India ranks among the top 10 acquirers in the US market for 2015, with 16 transactions valued at $1.7 billion. The majority of those deals are in the life science sector, with six transactions totalling $1.5 billion, as Indian companies seek to increase their scale in the US generic drugs market, said Baker and McKenzie, a Chicago-based firm.
“Indian companies (particularly in the pharmaceutical sector) have been on a acquisition spree and I think this trend will continue in the near term given the low valuation and the need for Indian companies to increase their scale to compete in the increasingly competitive generic markets, as well as to dip their toes into the innovator side of the business. Most of these acquisitions are funded internally as Indian companies are generally cash rich. On the other hand, we are also seeing an uptick in Indian pharmaceutical companies tapping into the debt market for acquisition funding, as money continues to be relatively cheap right now,” said Ashok Lalwani, global head of Baker and McKenzie’s India practice.
The Index, which analyses the number, size and complexity of cross border deals and includes six years of historical data, stands at 231 for period—down from a peak in April-June 2014 of 285, but well above the lowest quarterly figure of 119 for January-March 2010.
Overall deal activity in the year so far is already at $2.91 trillion, well ahead of last year’s pace. Cross-border transactions have so far totalled $1.05 trillion on course to match the 2014 figure of $1.42 trillion. The growth in total deal value is despite a 16% fall in transaction volume, reflecting a 10% increase in the value of mega deals worth more than $5 billion.
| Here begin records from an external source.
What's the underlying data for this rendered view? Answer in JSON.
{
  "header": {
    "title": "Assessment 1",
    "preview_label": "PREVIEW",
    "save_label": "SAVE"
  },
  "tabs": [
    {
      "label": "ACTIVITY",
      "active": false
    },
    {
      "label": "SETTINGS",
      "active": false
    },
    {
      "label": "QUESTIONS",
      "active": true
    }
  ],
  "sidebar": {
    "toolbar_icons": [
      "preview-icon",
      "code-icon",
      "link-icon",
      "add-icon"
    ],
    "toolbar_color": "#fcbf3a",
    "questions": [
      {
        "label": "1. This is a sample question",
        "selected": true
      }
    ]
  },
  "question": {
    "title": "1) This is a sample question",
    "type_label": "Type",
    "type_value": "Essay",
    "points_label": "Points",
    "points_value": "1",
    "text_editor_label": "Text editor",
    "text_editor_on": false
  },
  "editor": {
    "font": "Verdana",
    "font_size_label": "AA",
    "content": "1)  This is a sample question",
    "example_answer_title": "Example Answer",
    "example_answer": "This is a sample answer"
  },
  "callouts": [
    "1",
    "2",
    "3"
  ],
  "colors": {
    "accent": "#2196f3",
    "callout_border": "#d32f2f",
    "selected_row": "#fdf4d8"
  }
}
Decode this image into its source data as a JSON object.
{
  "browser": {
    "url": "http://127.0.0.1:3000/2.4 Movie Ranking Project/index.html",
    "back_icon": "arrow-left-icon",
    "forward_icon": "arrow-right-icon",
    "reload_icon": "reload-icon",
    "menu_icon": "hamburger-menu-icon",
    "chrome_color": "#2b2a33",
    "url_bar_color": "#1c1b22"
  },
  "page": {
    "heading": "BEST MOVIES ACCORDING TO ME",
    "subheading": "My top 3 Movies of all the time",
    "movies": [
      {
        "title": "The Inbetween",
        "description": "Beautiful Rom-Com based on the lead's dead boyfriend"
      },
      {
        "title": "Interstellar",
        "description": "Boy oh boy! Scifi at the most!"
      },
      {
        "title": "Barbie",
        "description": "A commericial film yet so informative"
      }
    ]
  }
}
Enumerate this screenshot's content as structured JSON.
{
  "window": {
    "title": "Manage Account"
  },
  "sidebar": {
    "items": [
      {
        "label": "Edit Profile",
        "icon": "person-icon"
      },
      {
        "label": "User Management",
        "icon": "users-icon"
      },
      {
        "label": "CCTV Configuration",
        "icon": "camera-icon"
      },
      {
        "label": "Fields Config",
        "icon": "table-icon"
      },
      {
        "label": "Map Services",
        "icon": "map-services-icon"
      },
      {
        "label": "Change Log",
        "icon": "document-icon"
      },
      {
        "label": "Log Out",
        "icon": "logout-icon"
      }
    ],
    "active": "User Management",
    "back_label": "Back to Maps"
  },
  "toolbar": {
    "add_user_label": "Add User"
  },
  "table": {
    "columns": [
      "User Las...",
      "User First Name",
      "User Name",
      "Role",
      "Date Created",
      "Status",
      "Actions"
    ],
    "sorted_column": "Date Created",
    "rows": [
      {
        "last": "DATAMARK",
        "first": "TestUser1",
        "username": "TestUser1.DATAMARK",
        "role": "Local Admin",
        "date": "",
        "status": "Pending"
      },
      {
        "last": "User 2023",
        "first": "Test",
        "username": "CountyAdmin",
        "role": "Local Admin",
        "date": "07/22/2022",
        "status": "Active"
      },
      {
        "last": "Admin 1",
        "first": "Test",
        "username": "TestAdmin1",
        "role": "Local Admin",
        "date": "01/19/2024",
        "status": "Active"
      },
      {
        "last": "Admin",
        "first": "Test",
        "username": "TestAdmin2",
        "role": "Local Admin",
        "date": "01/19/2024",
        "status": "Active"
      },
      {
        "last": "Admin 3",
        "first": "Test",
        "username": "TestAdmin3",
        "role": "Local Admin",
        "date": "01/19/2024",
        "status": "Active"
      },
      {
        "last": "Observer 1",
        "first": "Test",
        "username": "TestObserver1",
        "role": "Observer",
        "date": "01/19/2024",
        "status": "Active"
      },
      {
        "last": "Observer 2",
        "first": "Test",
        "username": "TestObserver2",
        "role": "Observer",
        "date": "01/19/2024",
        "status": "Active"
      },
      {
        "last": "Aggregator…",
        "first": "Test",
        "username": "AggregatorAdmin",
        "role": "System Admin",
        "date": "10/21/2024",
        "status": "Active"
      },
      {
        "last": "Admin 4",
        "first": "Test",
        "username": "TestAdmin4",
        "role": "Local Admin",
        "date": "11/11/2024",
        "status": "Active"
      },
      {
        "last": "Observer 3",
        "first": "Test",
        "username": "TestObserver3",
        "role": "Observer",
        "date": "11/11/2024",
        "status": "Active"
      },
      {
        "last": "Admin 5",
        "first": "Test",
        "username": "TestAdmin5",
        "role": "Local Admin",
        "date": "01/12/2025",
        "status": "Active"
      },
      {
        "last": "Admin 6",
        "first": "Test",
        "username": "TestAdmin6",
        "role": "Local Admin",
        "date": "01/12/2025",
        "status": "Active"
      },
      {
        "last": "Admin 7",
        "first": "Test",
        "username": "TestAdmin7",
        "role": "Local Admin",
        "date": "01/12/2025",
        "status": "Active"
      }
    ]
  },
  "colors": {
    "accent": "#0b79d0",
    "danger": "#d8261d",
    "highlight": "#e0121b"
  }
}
Growth in cross-border transactions is also complemented by strong growth in domestic M&A deals, which have risen 40% in the year-to-date to $1.86 trillion and risen 35% in the September quarter to $680 billion.
The three largest cross-border deals in the quarter were Teva Pharmaceutical’s $40.5 billion acquisition of Allergan’s generics business, ACE Ltd’s $28.3 billion acquisition of The Chubb Corporation and Altice’s $16.6 billion deal for Cablevision Systems Corporation.
“Within pharmaceuticals globally, companies are looking to effectively manage portfolios and replace many products that have gone off-patent in recent years,” said Jane Hobson, global head of the Healthcare Practice Group at Baker and McKenzie. “We have also seen a great deal of activity in the generics space, an industry with business models different to innovators with more of a focus on managing margins at high volumes, in which creating critical mass through acquisitions has strategic appeal.”